Ele olhou-a por um momento, num relancear profundo e límpido a atravessar as trevas entre eles. Hesitou um momento e depois disse:
— Isso não te posso dizer. Tu és como uma lanterna enfaixada e coberta, oculta num local cheio de sombra. E no entanto a luz brilha. Não conseguiram apagar a luz. Não conseguiram ocultar-te. Tal como conheço a luz, tal como te conheço, assim conheço o teu nome, Tenar. Esse é o meu dom, o meu poder. Mais não te posso dizer. Mas diz-me tu. O que farás agora?
— Não sei.
— Nesta altura já Kossil encontrou uma sepultura vazia. O que irá ela fazer?
— Não sei. Se eu voltar lá para cima, pode mandar matar-me. A punição para uma Grã-Sacerdotisa que minta é a morte. Se quisesse podia mandar sacrificar-me nos degraus do Trono. E, desta vez, Manane teria realmente de me decepar a cabeça, em vez de se limitar a levantar a espada e esperar que a figura de Negro o fizesse parar. Não, desta vez não parava. Viria até abaixo e cortava-me a cabeça.
A sua voz soava inexpressiva e lenta. Ele enrugou a testa e disse:
— Se ficarmos aqui por muito tempo, Tenar, acabarás por endoidecer. A ira d’Aqueles-que-não-têm-Nome oprime a tua mente. E a minha também. É melhor agora que estás aqui, muito melhor. Mas passou muito tempo antes que viesses e eu esgotei quase toda a minha energia. Sozinho, ninguém pode opor-se durante muito tempo aos Senhores da Treva. São demasiado fortes.

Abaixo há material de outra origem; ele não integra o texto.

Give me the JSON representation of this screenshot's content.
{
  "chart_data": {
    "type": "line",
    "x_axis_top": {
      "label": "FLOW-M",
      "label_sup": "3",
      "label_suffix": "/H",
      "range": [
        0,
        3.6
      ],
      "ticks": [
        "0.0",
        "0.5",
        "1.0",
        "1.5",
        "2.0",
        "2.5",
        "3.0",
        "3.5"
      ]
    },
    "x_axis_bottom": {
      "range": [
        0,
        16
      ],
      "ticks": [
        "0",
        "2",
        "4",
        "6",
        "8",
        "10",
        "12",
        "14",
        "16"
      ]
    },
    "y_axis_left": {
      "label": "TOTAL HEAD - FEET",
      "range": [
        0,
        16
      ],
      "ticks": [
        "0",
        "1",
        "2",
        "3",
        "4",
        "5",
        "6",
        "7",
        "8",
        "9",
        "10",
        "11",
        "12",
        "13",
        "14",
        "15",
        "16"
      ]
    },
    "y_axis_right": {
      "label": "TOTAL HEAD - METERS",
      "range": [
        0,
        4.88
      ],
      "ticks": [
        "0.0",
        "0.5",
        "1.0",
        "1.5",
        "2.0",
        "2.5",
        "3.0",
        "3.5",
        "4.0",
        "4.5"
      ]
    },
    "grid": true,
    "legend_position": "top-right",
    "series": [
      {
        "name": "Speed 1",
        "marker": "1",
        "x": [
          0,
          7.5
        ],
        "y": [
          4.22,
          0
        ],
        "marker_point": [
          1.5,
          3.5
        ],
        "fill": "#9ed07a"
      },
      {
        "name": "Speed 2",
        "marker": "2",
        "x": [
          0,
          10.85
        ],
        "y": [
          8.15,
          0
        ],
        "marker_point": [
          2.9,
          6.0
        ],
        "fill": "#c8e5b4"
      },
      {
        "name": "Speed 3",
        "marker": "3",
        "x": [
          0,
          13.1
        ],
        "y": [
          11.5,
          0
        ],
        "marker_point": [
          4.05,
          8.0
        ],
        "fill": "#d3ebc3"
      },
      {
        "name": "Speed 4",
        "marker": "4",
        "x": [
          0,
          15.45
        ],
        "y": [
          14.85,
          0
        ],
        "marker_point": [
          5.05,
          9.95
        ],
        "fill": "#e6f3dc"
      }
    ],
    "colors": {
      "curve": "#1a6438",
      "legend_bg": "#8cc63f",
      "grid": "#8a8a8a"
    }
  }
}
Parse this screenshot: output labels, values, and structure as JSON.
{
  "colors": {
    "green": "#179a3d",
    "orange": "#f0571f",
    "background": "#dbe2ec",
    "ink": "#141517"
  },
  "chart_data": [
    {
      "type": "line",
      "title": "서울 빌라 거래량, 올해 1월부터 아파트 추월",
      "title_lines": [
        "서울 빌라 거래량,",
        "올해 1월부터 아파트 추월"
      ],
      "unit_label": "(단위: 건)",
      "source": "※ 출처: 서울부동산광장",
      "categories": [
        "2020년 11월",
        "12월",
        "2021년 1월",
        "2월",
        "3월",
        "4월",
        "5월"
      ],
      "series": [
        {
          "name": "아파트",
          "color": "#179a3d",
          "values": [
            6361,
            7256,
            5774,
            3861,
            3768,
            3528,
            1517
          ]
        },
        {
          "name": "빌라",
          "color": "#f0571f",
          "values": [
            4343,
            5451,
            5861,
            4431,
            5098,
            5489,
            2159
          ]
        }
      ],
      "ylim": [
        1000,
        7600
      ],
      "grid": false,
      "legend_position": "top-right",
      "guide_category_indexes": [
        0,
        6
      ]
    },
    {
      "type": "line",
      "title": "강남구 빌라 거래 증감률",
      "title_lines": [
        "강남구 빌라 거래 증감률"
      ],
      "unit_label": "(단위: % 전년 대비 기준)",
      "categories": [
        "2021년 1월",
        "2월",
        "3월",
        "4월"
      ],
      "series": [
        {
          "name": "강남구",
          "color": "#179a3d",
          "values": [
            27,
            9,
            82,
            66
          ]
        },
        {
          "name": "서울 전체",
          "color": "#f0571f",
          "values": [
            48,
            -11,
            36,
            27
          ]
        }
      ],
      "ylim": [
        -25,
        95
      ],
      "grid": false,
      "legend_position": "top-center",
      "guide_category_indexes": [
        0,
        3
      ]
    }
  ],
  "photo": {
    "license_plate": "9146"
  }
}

Parou. A sua voz enfraquecera muito e ele parecia ter perdido o fio ao discurso. Esfregou a testa com as mãos e, de imediato, foi uma vez mais beber do cantil. Arrancou um pedaço de pão e foi sentar-se no cofre oposto a comê-lo.
O que ele dizia era verdade. A rapariga sentia um peso, uma pressão no seu espírito, que parecia escurecer e confundir sentimentos e idéias. No entanto, não estava aterrada, como quando viera sozinha através dos corredores. Só o absoluto silêncio fora da sala parecia terrível. Porque seria isso? Ela nunca temera o silêncio do subsolo antes. Mas também nunca antes desobedecera Àqueles-que-não-têm-Nome, nunca se lhes opusera.
Finalmente, soltou uma risadinha que soou como um queixume.
— Aqui estamos nós sentados em cima do maior tesouro de todo o Império — comentou. — O Rei-Deus era capaz de dar todas as suas mulheres por um só destes cofres. E nós ainda nem levantamos uma das tampas para olhar.
— Eu levantei — disse o Gavião, continuando a mastigar.
— No escuro?
— Fiz alguma luz. O fogo-fátuo. Foi difícil de conseguir, aqui dentro. Mesmo com o meu bordão não teria sido fácil mas, sem ele, foi como se estivesse a tentar fazer uma fogueira com lenha molhada e debaixo de chuva. Mas por fim consegui. E encontrei o que tinha vindo procurar.
Ela ergueu lentamente o rosto para o olhar.
— O anel?
— O meio anel. A outra metade tens tu.
— Eu é que tenho? A outra metade perdeu-se…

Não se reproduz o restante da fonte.